While individuals are making no secrets about buying precious metals, central banks and sovereign nations have taken to being a little more discreet with their grumbling over the dollar’s slowly slipping grip on world trade. While we have heard of countries complaining about the dollar, it shouldn’t come as a surprise that Iran has been secretly buying gold for years.
According to Wikileaks’ cables and the Financial Times, Iran has been secretly purchasing gold for the past decade, making it one of the top 20 largest holders of gold reserves in the world. The Wikileaks cable, as described by the Financial Times, details conversations between Andrew Bailey, head of banking at the Bank of England, and an “American official” indicating that Iran had beefed up its holdings to more than even the venerable United Kingdom.
“They estimate it holds more than 300 tonnes of gold, up from 168.4 tonnes in 1996, the date of the most recent International Monetary Fund data.”
But then the Financial Times includes this piece of interesting information:
“Last year, central banks became net buyers of bullion after 22 years of large sales, helping drive gold prices to all-time nominal highs. Trades by central banks are often kept secret.”
Iran’s secret purchases were likely off-exchange, meaning that buyers and sellers in the gold market never received the information that a big buyer was coming to town. While Iran undoubtedly took gold supply off the table, the effect that its purchase had on price was muted by its secrecy.
According to the article, other nations like Qatar and Jordan are following Iran in trying to get away from the dollar.

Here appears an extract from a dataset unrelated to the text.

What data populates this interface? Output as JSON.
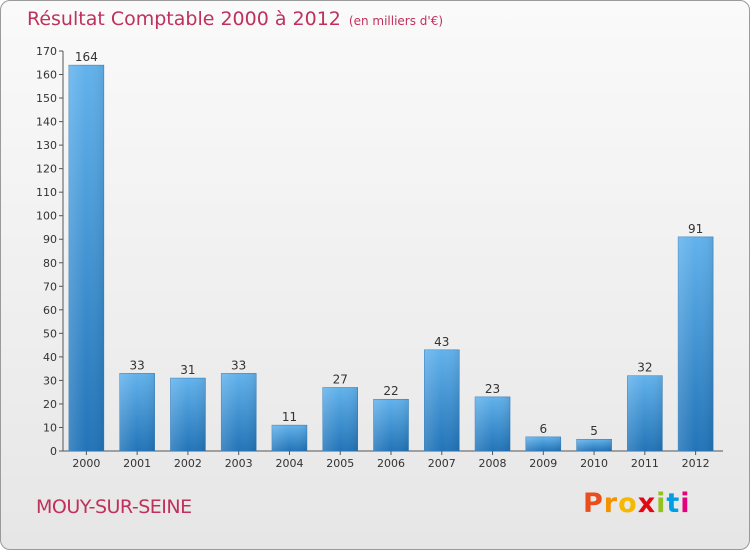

The big-picture implication is that oil producing nations no longer are just saber-rattling, but are actively drawing their U.S. dollar exit strategy. This is important because part of the biggest reason that the U.S. has maintained its “exorbitant privilege” of dollar reserve currency-status is that the global oil market has been priced in dollars. As the Middle East becomes less willing to accept and hold U.S. dollars, the great gold rush, by individuals and central banks is likely to get into full swing.